Others who disagreed with the protesters, who declined to give their names, were quieter. “I believe in the vaccine,” said a woman who said she works as an emergency room medical assistant. “I’ve seen my share of people dying from Covid.” Still, she said she regretted that employees were losing their jobs.

A man with two elderly relatives, all three CHA patients, said: “I think it’s important to get vaccinated if you work in a hospital … It’s important to not give Covid” to patients and other workers.

Another CHA employee said he had been vaccinated and does not object to vaccines but remarked that he didn’t agree with “pressure” from higher-ups to accept the Covid-19 shots, particularly if employees hadn’t known about the requirement before they agreed to take the job.

This man also had strong religious beliefs – he said he believed that god would protect him from the virus – but said that didn’t interfere with his accepting the vaccine.

According to CHA spokesperson David Cecere, 99 percent of the Alliance’s workforce of almost 5,000 people is fully vaccinated against Covid.

Religious claim

The protesters, who were joined by family members and supporters, say that CHA unfairly denied them medical and religious exemptions. Deborah Race, an information technology employee who wrote a letter of complaint to CHA chief executive Assaad Sayah on Thursday on behalf of 36 employees whose applications for exemptions were denied, said that as a Pentecostal church member, she didn’t want Covid vaccines because fetal tissue from abortions played a part in their development, however distant.

The president of the National Association of Evangelicals has supported Covid-19 vaccination; leaders of some individual evangelical churches have spoken against it.

The patient who denounced CHA staff refusing to be vaccinated, Zev Michelson, 70, said: “There’s no religious body that objects to vaccination.” He said he didn’t want to be treated by unvaccinated health care workers.

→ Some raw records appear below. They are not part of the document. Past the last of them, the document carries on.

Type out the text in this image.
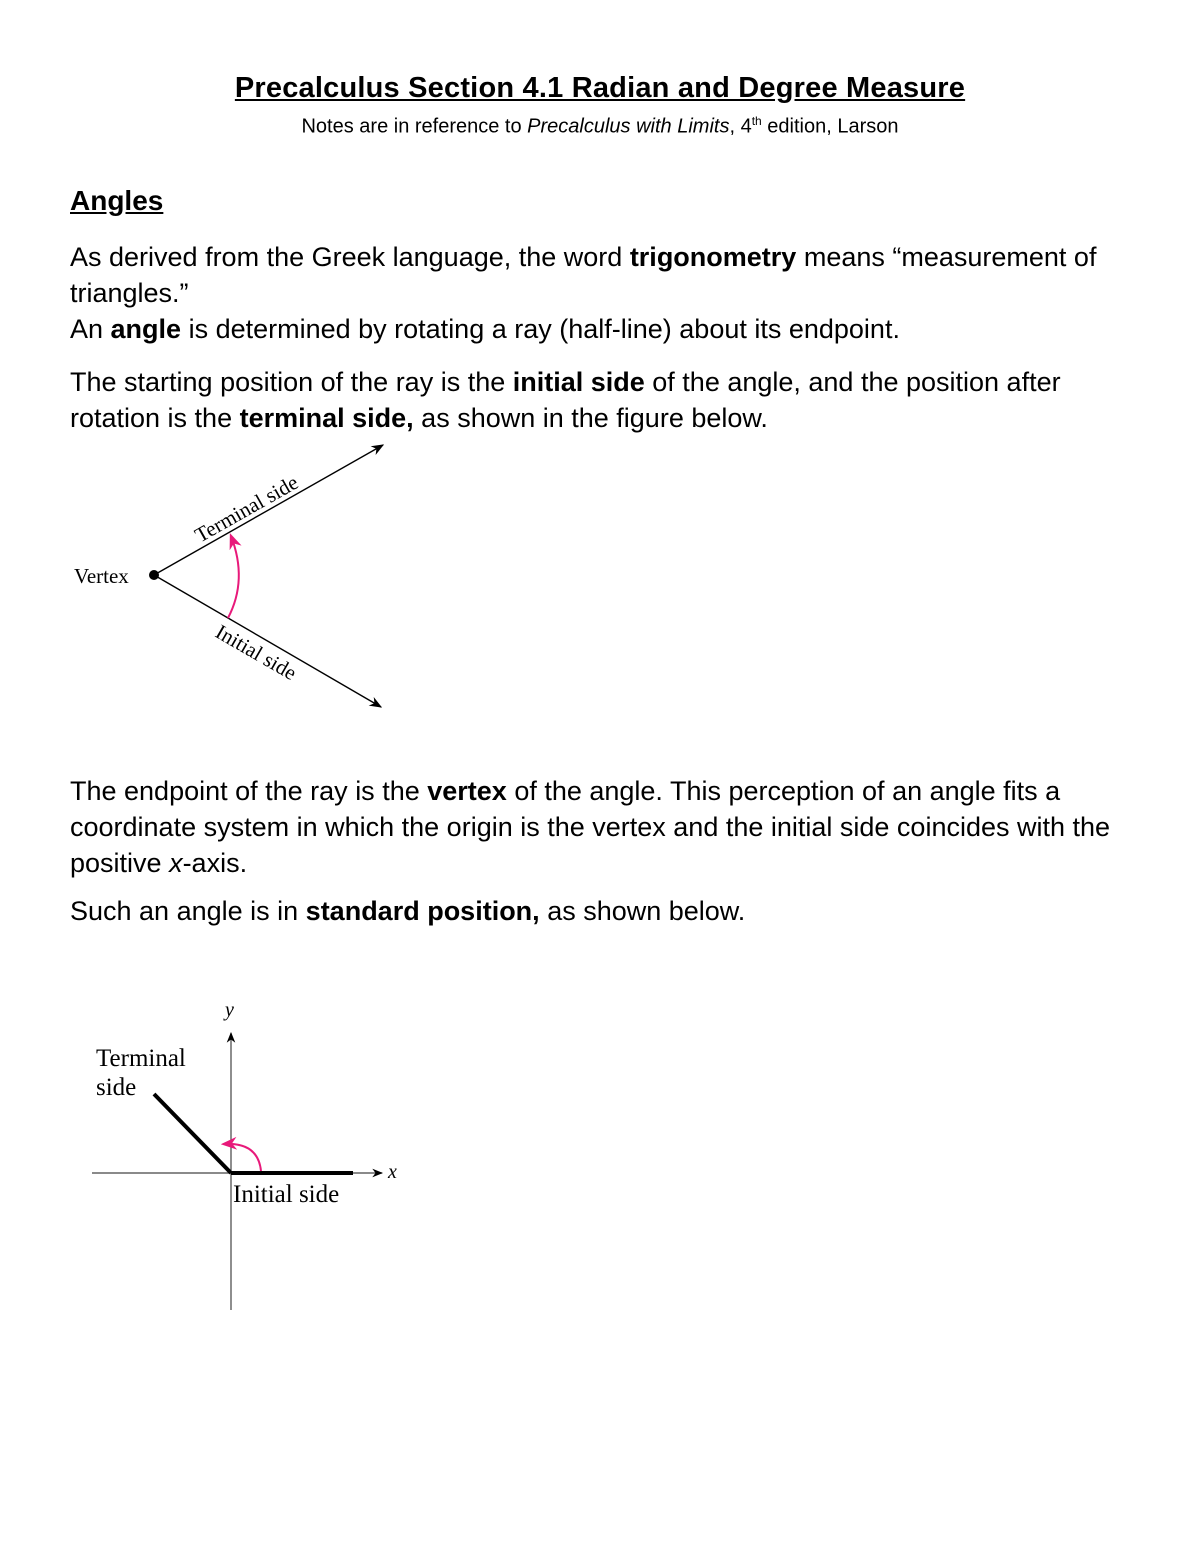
Precalculus Section 4.1 Radian and Degree Measure
Notes are in reference to Precalculus with Limits, 4th edition, Larson
Angles
As derived from the Greek language, the word trigonometry means “measurement of triangles.”
An angle is determined by rotating a ray (half-line) about its endpoint.
The starting position of the ray is the initial side of the angle, and the position after rotation is the terminal side, as shown in the figure below.
The endpoint of the ray is the vertex of the angle. This perception of an angle fits a coordinate system in which the origin is the vertex and the initial side coincides with the positive x-axis.
Such an angle is in standard position, as shown below.
Vertex
Terminal side
Initial side
y
x
Terminal
side
Initial side
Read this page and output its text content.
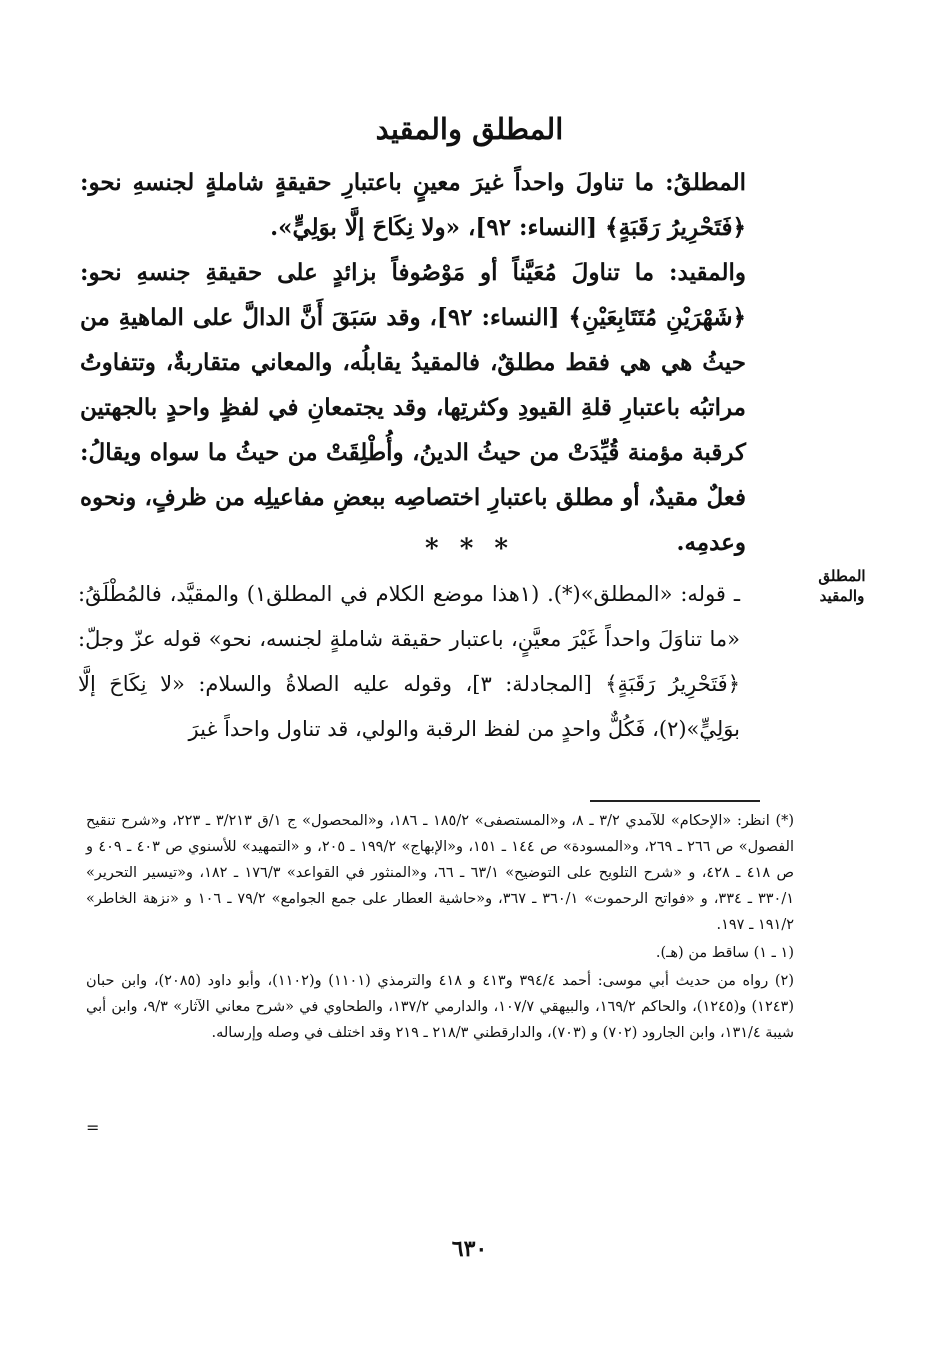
المطلق والمقيد

المطلقُ: ما تناولَ واحداً غيرَ معينٍ باعتبارِ حقيقةٍ شاملةٍ لجنسهِ نحو: ﴿فَتَحْرِيرُ رَقَبَةٍ﴾ [النساء: ٩٢]، «ولا نِكَاحَ إلَّا بوَلِيٍّ».

والمقيد: ما تناولَ مُعَيَّناً أو مَوْصُوفاً بزائدٍ على حقيقةِ جنسهِ نحو: ﴿شَهْرَيْنِ مُتَتَابِعَيْنِ﴾ [النساء: ٩٢]، وقد سَبَقَ أَنَّ الدالَّ على الماهيةِ من حيثُ هي هي فقط مطلقٌ، فالمقيدُ يقابلُه، والمعاني متقاربةٌ، وتتفاوتُ مراتبُه باعتبارِ قلةِ القيودِ وكثرتِها، وقد يجتمعانِ في لفظٍ واحدٍ بالجهتين كرقبة مؤمنة قُيِّدَتْ من حيثُ الدينُ، وأُطْلِقَتْ من حيثُ ما سواه ويقالُ: فعلٌ مقيدٌ، أو مطلق باعتبارِ اختصاصِه ببعضِ مفاعيلِه من ظرفٍ، ونحوه وعدمِه.

* * *
المطلق
والمقيد
ـ قوله: «المطلق»(*). (١هذا موضع الكلام في المطلق١) والمقيَّد، فالمُطْلَقُ: «ما تناوَلَ واحداً غَيْرَ معيَّنٍ، باعتبار حقيقة شاملةٍ لجنسه، نحو» قوله عزّ وجلّ: ﴿فَتَحْرِيرُ رَقَبَةٍ﴾ [المجادلة: ٣]، وقوله عليه الصلاةُ والسلام: «لا نِكَاحَ إلَّا بوَلِيٍّ»(٢)، فَكُلٌّ واحدٍ من لفظ الرقبة والولي، قد تناول واحداً غيرَ

(*) انظر: «الإحكام» للآمدي ٣/٢ ـ ٨، و«المستصفى» ١٨٥/٢ ـ ١٨٦، و«المحصول» ج ١/ق ٣/٢١٣ ـ ٢٢٣، و«شرح تنقيح الفصول» ص ٢٦٦ ـ ٢٦٩، و«المسودة» ص ١٤٤ ـ ١٥١، و«الإبهاج» ١٩٩/٢ ـ ٢٠٥، و «التمهيد» للأسنوي ص ٤٠٣ ـ ٤٠٩ و ص ٤١٨ ـ ٤٢٨، و «شرح التلويح على التوضيح» ٦٣/١ ـ ٦٦، و«المنثور في القواعد» ١٧٦/٣ ـ ١٨٢، و«تيسير التحرير» ٣٣٠/١ ـ ٣٣٤، و «فواتح الرحموت» ٣٦٠/١ ـ ٣٦٧، و«حاشية العطار على جمع الجوامع» ٧٩/٢ ـ ١٠٦ و «نزهة الخاطر» ١٩١/٢ ـ ١٩٧.

(١ ـ ١) ساقط من (هـ).

(٢) رواه من حديث أبي موسى: أحمد ٣٩٤/٤ و٤١٣ و ٤١٨ والترمذي (١١٠١) و(١١٠٢)، وأبو داود (٢٠٨٥)، وابن حبان (١٢٤٣) و(١٢٤٥)، والحاكم ١٦٩/٢، والبيهقي ١٠٧/٧، والدارمي ١٣٧/٢، والطحاوي في «شرح معاني الآثار» ٩/٣، وابن أبي شيبة ١٣١/٤، وابن الجارود (٧٠٢) و (٧٠٣)، والدارقطني ٢١٨/٣ ـ ٢١٩ وقد اختلف في وصله وإرساله.

=
٦٣٠
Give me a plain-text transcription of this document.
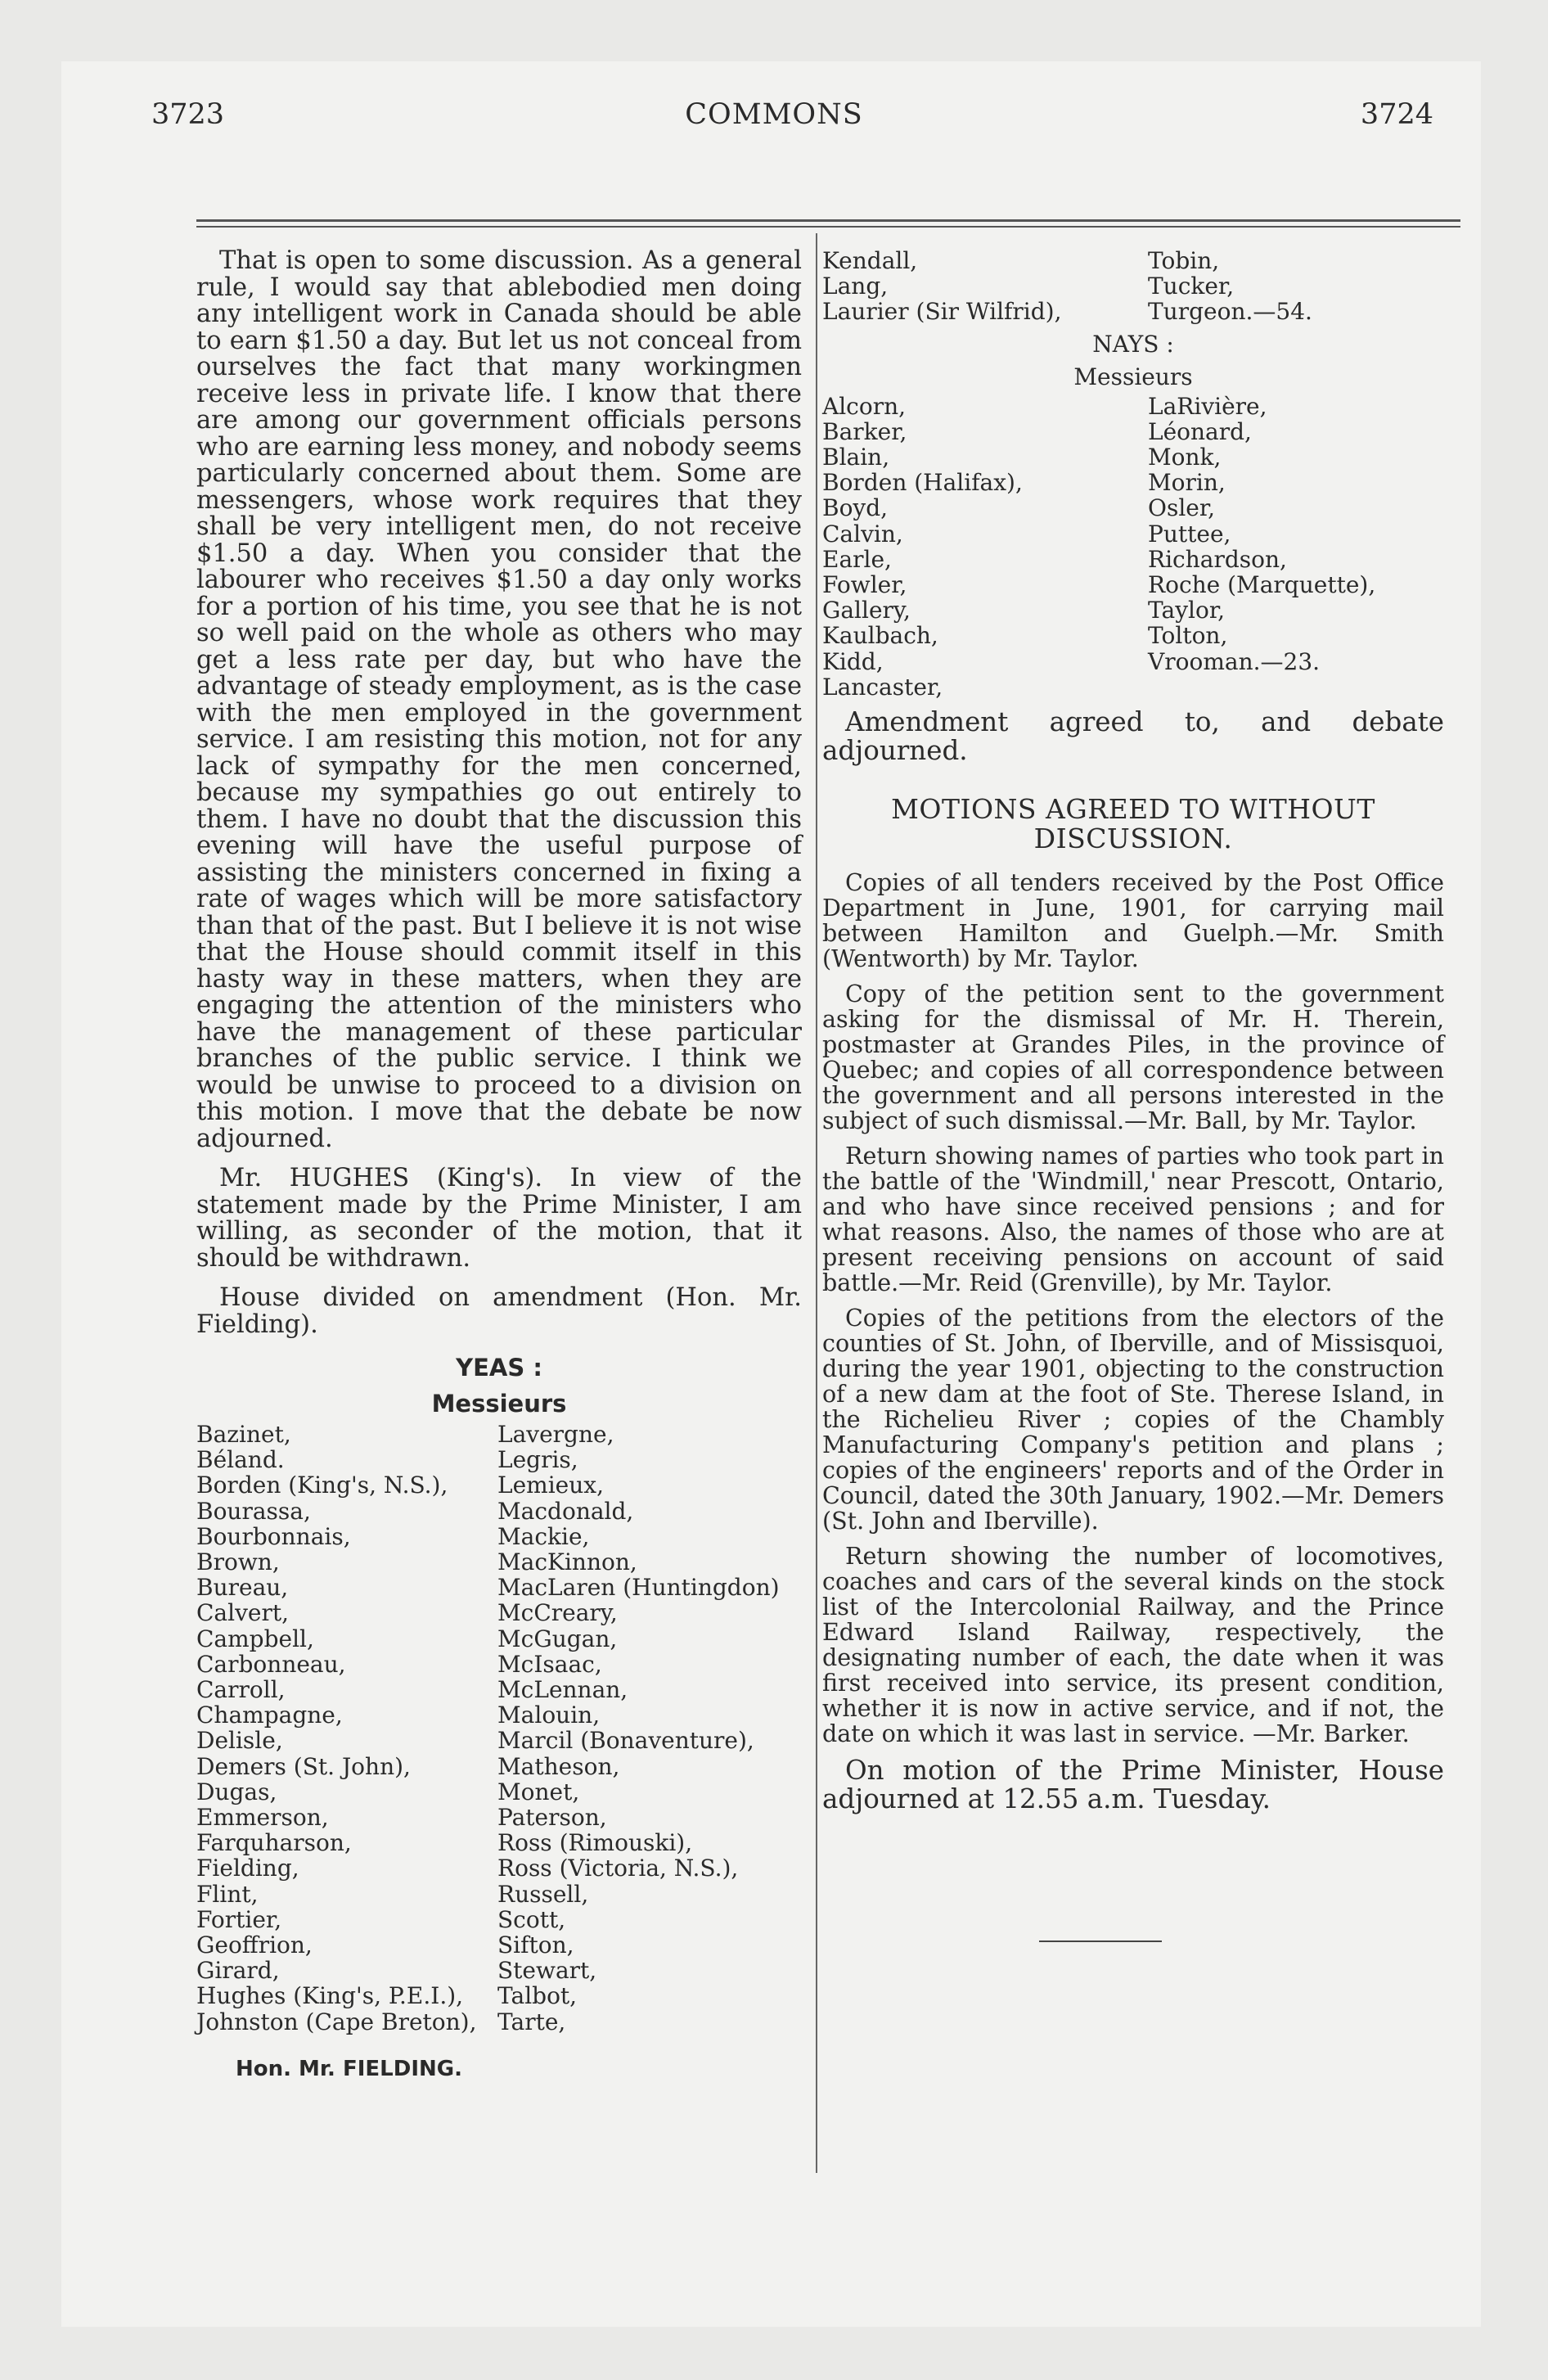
3723	COMMONS	3724

That is open to some discussion. As a general rule, I would say that ablebodied men doing any intelligent work in Canada should be able to earn $1.50 a day. But let us not conceal from ourselves the fact that many workingmen receive less in private life. I know that there are among our government officials persons who are earning less money, and nobody seems particularly concerned about them. Some are messengers, whose work requires that they shall be very intelligent men, do not receive $1.50 a day. When you consider that the labourer who receives $1.50 a day only works for a portion of his time, you see that he is not so well paid on the whole as others who may get a less rate per day, but who have the advantage of steady employment, as is the case with the men employed in the government service. I am resisting this motion, not for any lack of sympathy for the men concerned, because my sympathies go out entirely to them. I have no doubt that the discussion this evening will have the useful purpose of assisting the ministers concerned in fixing a rate of wages which will be more satisfactory than that of the past. But I believe it is not wise that the House should commit itself in this hasty way in these matters, when they are engaging the attention of the ministers who have the management of these particular branches of the public service. I think we would be unwise to proceed to a division on this motion. I move that the debate be now adjourned.

Mr. HUGHES (King's). In view of the statement made by the Prime Minister, I am willing, as seconder of the motion, that it should be withdrawn.

House divided on amendment (Hon. Mr. Fielding).

YEAS :
Messieurs
Bazinet,
Béland.
Borden (King's, N.S.),
Bourassa,
Bourbonnais,
Brown,
Bureau,
Calvert,
Campbell,
Carbonneau,
Carroll,
Champagne,
Delisle,
Demers (St. John),
Dugas,
Emmerson,
Farquharson,
Fielding,
Flint,
Fortier,
Geoffrion,
Girard,
Hughes (King's, P.E.I.),
Johnston (Cape Breton),
Lavergne,
Legris,
Lemieux,
Macdonald,
Mackie,
MacKinnon,
MacLaren (Huntingdon)
McCreary,
McGugan,
McIsaac,
McLennan,
Malouin,
Marcil (Bonaventure),
Matheson,
Monet,
Paterson,
Ross (Rimouski),
Ross (Victoria, N.S.),
Russell,
Scott,
Sifton,
Stewart,
Talbot,
Tarte,
Hon. Mr. FIELDING.
Kendall,
Lang,
Laurier (Sir Wilfrid),
Tobin,
Tucker,
Turgeon.—54.
NAYS :
Messieurs
Alcorn,
Barker,
Blain,
Borden (Halifax),
Boyd,
Calvin,
Earle,
Fowler,
Gallery,
Kaulbach,
Kidd,
Lancaster,
LaRivière,
Léonard,
Monk,
Morin,
Osler,
Puttee,
Richardson,
Roche (Marquette),
Taylor,
Tolton,
Vrooman.—23.

Amendment agreed to, and debate adjourned.

MOTIONS AGREED TO WITHOUT DISCUSSION.

Copies of all tenders received by the Post Office Department in June, 1901, for carrying mail between Hamilton and Guelph.—Mr. Smith (Wentworth) by Mr. Taylor.

Copy of the petition sent to the government asking for the dismissal of Mr. H. Therein, postmaster at Grandes Piles, in the province of Quebec; and copies of all correspondence between the government and all persons interested in the subject of such dismissal.—Mr. Ball, by Mr. Taylor.

Return showing names of parties who took part in the battle of the 'Windmill,' near Prescott, Ontario, and who have since received pensions ; and for what reasons. Also, the names of those who are at present receiving pensions on account of said battle.—Mr. Reid (Grenville), by Mr. Taylor.

Copies of the petitions from the electors of the counties of St. John, of Iberville, and of Missisquoi, during the year 1901, objecting to the construction of a new dam at the foot of Ste. Therese Island, in the Richelieu River ; copies of the Chambly Manufacturing Company's petition and plans ; copies of the engineers' reports and of the Order in Council, dated the 30th January, 1902.—Mr. Demers (St. John and Iberville).

Return showing the number of locomotives, coaches and cars of the several kinds on the stock list of the Intercolonial Railway, and the Prince Edward Island Railway, respectively, the designating number of each, the date when it was first received into service, its present condition, whether it is now in active service, and if not, the date on which it was last in service. —Mr. Barker.

On motion of the Prime Minister, House adjourned at 12.55 a.m. Tuesday.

Some of the protesters said they rejected not only to Covid-19 vaccination, but other mandates, such as the requirement to wear masks indoors. Race and another demonstrator said there was no evidence that masks prevented infection, contrary to scientific findings. Race said she was nevertheless willing to wear a mask “out of respect” for others. After this story was published, Race said in an email that she had been discussing mask-wearing outdoors. She said she had referred to cloth masks and others worn by the public as not protective because they trap large droplets and not aerosols, or are not fitted properly.